Our wholly insecure web

The internet is poorly designed from a security perspective and last week’s Tweetdeck Twitter client cross-site scripting incident serves as a salutary reminder.

Having left the web version of Tweetdeck running in a browser tab, I like many other users of the otherwise excellent Twitter app encountered a dialog on the page that shouldn’t have been there.

That’s panic stations time, because it could have meant having fully lost control of my Twitter account with all sorts of reputational unpleasantness arising as a result.

Ars Technica’s take on the event, which was “Powerful worm on Twitter unleashes torrent of out-of-control tweets" was particularly good.

At first, calling it a worm seemed over the top but as Twitter user Tom Scott pointed out, the XSS that was found by accident spread to millions of people very quickly, and there was no interaction needed on their behalf to fall prey to it.

Congratulations @BBCBreaking for not logging out, and sending a self-retweeting hack to 10.1m people (h/t @dracos): pic.twitter.com/S6haCHkfn8

— Tom Scott (@tomscott) June 11, 2014

Now imagine if the XSS had been loaded with more malicious content than just a pop up dialog.

Twitter, which owns Tweetdeck, fixed the issue quickly. But has Twitter removed the chance of it happening again? Is Tweetdeck safe from future XSS vulnerabilities (as well as others)?

That’s doubtful because Twitter still has to work with existing standards and be compatible with users’ browsers.

The persistence of XSS is due to a fundamentally flawed design of mixing content with executable code on the web, and a desire not to break it in an attempt to improve it.

That’s the same thinking that leaves email susceptible to delivering malware and spam by the gigabyte and serving as an attack vector for digital miscreants.

As with other fundamental design flaws, the deficiency that permits cross-site scripting isn’t taken seriously. When the XSS holes pop up, they’re plugged on a case-by-case basis with the attack vector that appeared in the '90s remaining for the foreseeable future.

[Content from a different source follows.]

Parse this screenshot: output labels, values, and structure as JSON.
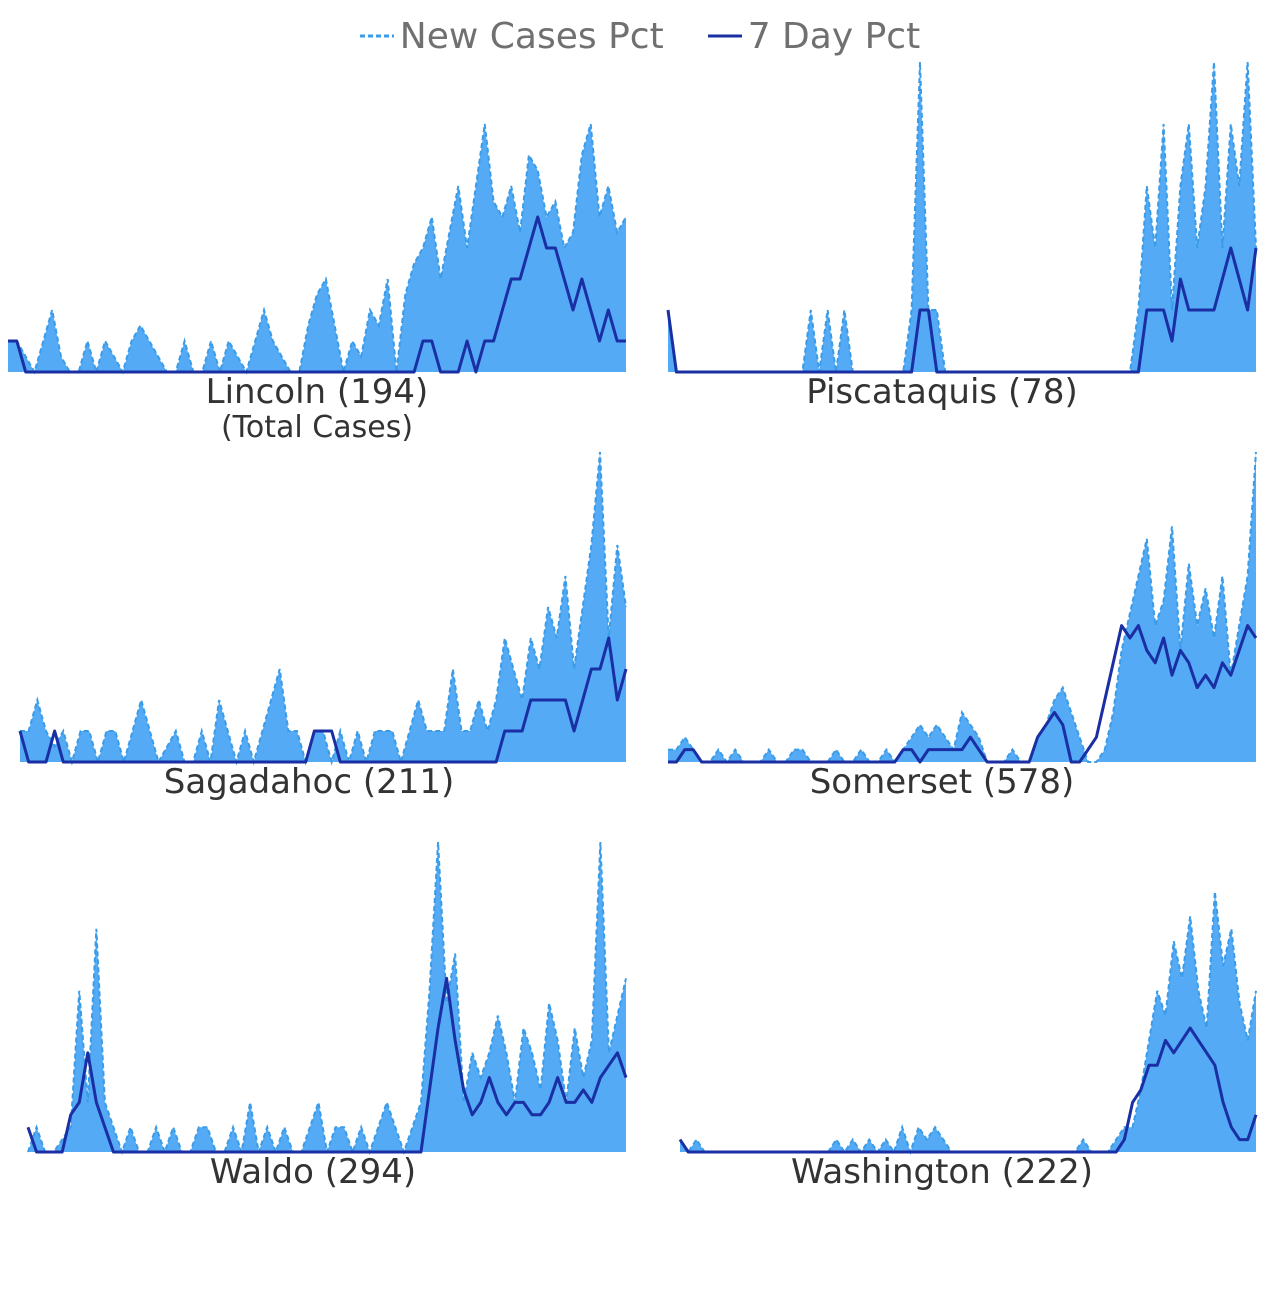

As a security researcher said to me recently: “XSS is often dismissed on its own as being a throwaway flaw, but as part of a larger campaign, you can use such bugs as part of a much more serious compromise.“

Indeed.

XSS is only the tip of the insecurity browser iceberg. Cookie snatching, clickjacking, framing, cross-site request forgery are other vulnerabilities that are difficult to defend against, and require sleeping with one eye open and applying patches on a piecemeal basis.

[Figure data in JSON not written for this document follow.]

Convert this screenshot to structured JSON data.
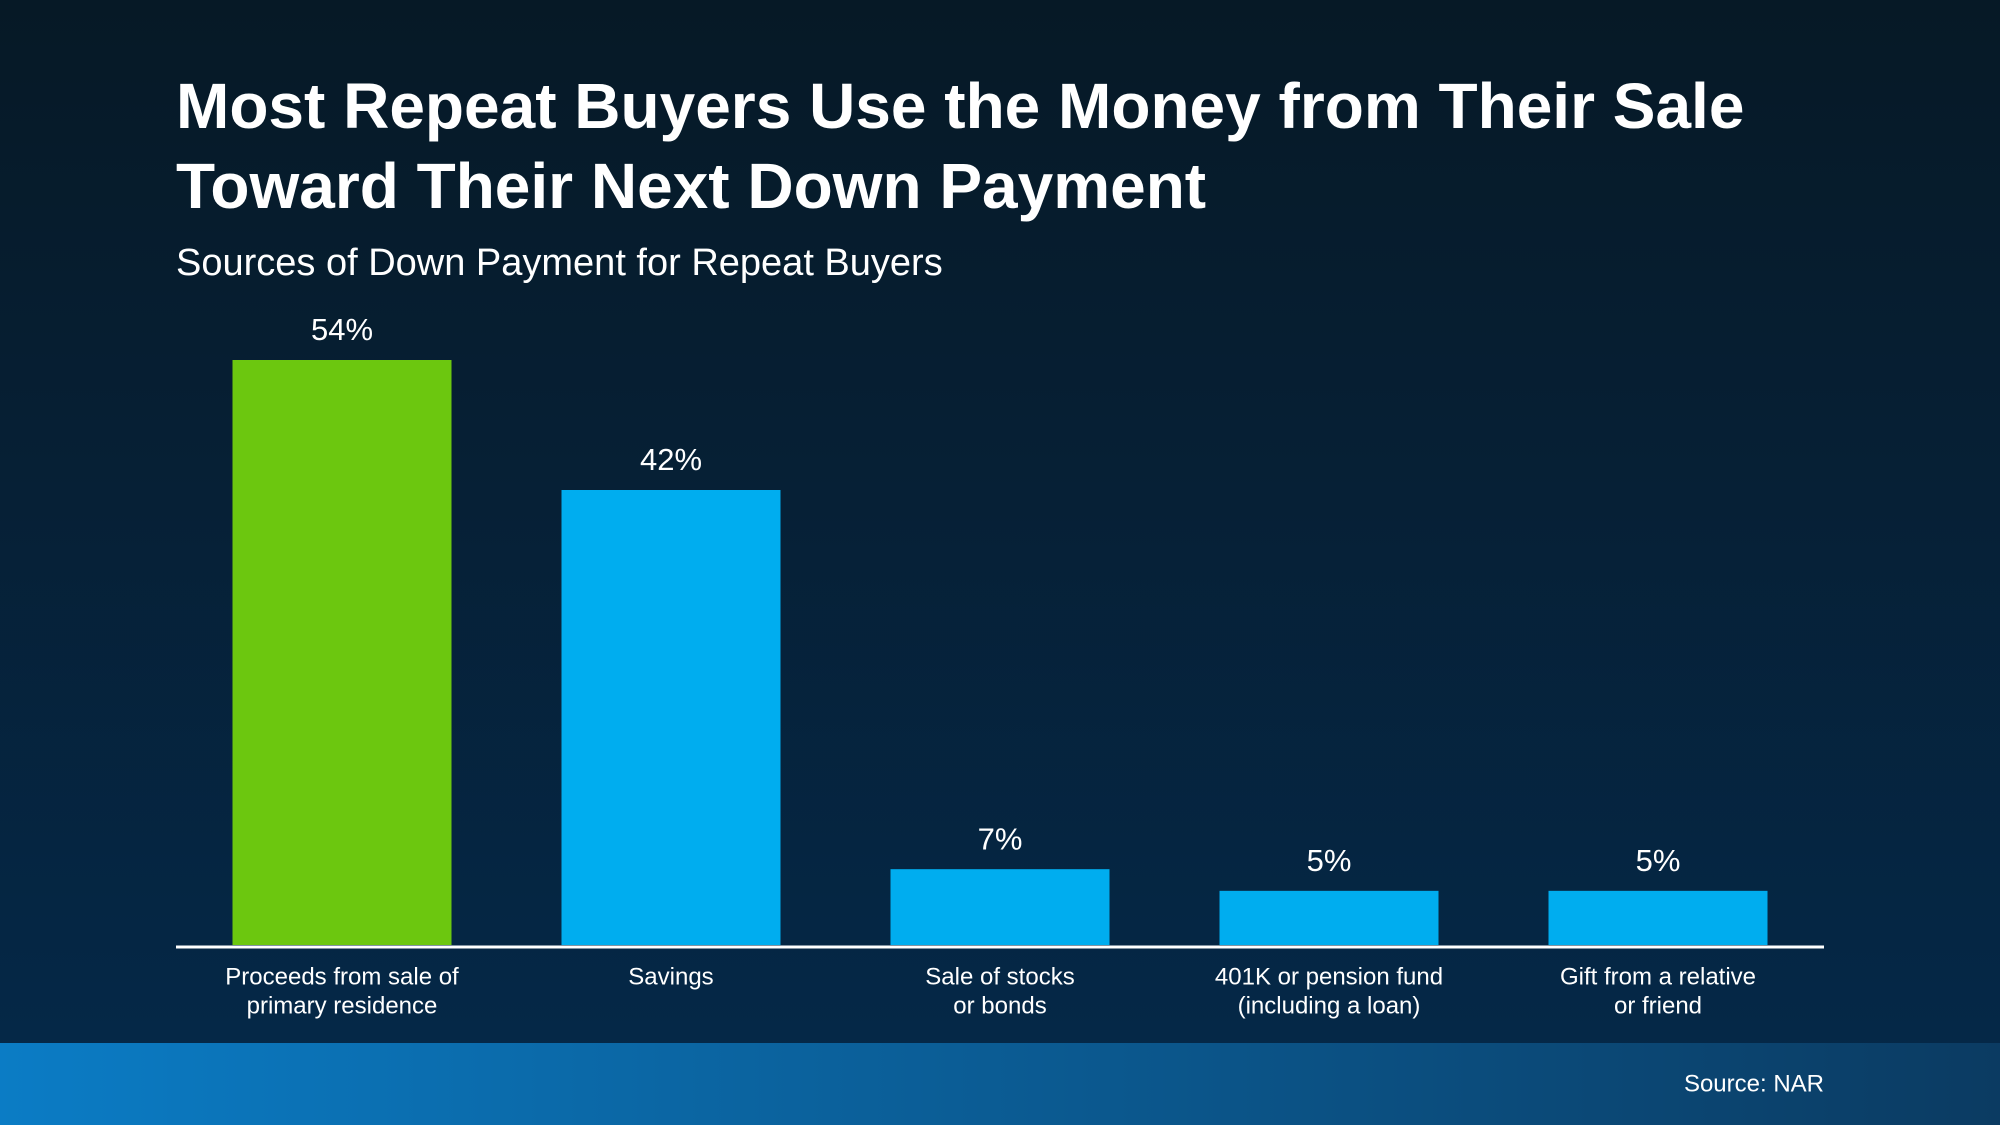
{
  "chart_data": {
    "type": "bar",
    "title": [
      "Most Repeat Buyers Use the Money from Their Sale",
      "Toward Their Next Down Payment"
    ],
    "subtitle": "Sources of Down Payment for Repeat Buyers",
    "categories": [
      [
        "Proceeds from sale of",
        "primary residence"
      ],
      [
        "Savings"
      ],
      [
        "Sale of stocks",
        "or bonds"
      ],
      [
        "401K or pension fund",
        "(including a loan)"
      ],
      [
        "Gift from a relative",
        "or friend"
      ]
    ],
    "values": [
      54,
      42,
      7,
      5,
      5
    ],
    "value_labels": [
      "54%",
      "42%",
      "7%",
      "5%",
      "5%"
    ],
    "colors": [
      "#6cc70f",
      "#00adef",
      "#00adef",
      "#00adef",
      "#00adef"
    ],
    "source": "Source: NAR"
  }
}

Yes, there are ways to protect your sites and users against XSS. The Open Web Application Security Project XSS crib sheet is a good start. 

The prevention cheat sheet amounts to a lot of work in order to provide the basic functionality users expect. 

A web browser is a powerful application but using one really shouldn’t be a game of Russian Roulette.

Now that we’ve consigned our business processes, government interactions, democracy and life in general to the web, shouldn't we work on ensuring that we can do that without putting all those things at risk?